"Zesłani" do Unii

Dodano:   /  Zmieniono: 
Grupa dwunastu Palestyńczyków z Bazyliki Narodzenia Pańskiego, deportowanych na Cypr, rano opuściła Larnakę, udając się do sześciu państw Unii Europejskiej.
Na silnie strzeżonym lotnisku w Larnace na grupę czekały dwa samoloty - wojskowy transportowy samolot hiszpański i mały włoski samolot Lear Jet - którymi Palestyńczycy opuścili Cypr.

Zgodnie z osiągniętym porozumieniem, państwa te zgodziły się ich przyjąć na okres "do 12 miesięcy". Po trzech bojowników przyjmą Hiszpania i Włochy, po dwóch Grecja i Irlandia, a Portugalia i Belgia - po jednym. Trzynasty Palestyńczyk pozostanie przez jakiś czas na Cyprze, aż zostanie znaleziony kraj gotowy go przyjąć.

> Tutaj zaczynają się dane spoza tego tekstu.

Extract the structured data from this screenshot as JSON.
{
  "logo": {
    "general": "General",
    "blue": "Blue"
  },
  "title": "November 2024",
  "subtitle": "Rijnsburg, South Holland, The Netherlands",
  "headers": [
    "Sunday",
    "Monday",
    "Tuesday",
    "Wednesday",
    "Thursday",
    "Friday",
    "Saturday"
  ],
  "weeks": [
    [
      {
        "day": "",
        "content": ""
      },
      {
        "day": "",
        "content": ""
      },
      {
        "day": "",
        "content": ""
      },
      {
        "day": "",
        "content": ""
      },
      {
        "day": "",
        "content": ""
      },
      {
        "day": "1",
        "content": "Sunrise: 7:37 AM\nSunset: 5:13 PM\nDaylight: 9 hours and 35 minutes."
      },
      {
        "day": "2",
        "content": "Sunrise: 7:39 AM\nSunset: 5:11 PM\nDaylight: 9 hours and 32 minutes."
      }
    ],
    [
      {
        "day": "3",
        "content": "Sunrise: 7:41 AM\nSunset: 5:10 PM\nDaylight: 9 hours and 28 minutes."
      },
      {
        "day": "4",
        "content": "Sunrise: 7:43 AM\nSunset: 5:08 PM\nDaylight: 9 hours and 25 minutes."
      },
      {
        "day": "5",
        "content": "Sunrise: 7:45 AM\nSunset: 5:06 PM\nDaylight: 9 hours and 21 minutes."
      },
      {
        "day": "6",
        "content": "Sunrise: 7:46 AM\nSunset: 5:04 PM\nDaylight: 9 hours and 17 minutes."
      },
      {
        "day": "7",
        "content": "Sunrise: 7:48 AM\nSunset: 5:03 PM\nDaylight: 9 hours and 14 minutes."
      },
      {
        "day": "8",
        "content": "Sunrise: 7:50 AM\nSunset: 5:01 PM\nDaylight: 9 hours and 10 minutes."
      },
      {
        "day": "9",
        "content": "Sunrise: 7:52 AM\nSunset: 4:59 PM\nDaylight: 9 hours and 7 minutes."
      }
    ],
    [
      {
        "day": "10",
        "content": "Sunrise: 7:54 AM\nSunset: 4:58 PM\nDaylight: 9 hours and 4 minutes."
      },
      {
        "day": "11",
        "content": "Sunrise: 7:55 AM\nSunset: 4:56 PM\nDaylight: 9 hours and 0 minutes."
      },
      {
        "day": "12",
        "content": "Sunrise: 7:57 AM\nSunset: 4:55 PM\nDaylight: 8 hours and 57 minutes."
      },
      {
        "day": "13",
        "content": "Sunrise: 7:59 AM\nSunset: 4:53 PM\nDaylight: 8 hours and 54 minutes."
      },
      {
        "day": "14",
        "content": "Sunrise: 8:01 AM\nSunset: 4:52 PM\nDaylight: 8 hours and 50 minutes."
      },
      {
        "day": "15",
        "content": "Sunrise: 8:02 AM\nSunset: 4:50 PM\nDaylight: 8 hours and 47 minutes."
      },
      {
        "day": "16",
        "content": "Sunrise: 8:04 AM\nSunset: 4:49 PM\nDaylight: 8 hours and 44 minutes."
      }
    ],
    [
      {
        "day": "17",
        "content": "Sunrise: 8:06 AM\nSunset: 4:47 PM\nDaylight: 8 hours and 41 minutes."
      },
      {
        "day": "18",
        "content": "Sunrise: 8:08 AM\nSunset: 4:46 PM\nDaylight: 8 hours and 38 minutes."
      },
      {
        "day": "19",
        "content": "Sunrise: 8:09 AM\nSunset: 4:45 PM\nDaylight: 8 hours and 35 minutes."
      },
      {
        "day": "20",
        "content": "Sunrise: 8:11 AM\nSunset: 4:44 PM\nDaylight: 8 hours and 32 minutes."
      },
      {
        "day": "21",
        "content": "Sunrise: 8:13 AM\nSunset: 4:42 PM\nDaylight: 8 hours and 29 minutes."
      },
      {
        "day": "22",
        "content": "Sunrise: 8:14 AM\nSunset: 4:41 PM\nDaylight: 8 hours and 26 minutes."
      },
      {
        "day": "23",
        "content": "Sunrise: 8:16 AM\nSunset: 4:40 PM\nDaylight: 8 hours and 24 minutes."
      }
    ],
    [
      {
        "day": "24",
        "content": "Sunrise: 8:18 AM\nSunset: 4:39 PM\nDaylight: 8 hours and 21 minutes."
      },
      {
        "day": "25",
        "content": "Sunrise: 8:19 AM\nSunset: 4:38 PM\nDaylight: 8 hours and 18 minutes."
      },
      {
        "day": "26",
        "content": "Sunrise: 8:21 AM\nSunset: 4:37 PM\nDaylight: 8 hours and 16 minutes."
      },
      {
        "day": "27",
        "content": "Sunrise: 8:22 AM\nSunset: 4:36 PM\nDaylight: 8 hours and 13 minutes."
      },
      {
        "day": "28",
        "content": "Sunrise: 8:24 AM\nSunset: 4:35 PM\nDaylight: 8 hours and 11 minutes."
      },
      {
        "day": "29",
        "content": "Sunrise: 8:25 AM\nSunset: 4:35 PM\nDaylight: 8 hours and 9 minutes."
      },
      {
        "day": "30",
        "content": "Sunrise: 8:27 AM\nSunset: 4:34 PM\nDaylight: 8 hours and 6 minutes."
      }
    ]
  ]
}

Jest nim Abdullah Daud, szef wywiadu palestyńskiego i najbardziej poszukiwany przez Izrael bojownik. Według danych izraelskich, Daud odpowiedzialny ma być m.in. za  przemyt dużych ilości broni dla organizacji palestyńskich na Zachodnim Brzegu Jordanu i w Strefie Gazy.

Szef antyterrorystycznego oddziału cypryjskiej policji Yacovos Papacostas powiedział, że podobnie jak jego koledzy, przesłani do państw UE, Daud także będzie korzystać ze swobody i będzie mieć zapewnione bezpieczeństwo. Zastrzegł jednak, iż władze cypryjskie spodziewają się, że Daud pozostanie na wyspie tylko kilka tygodni.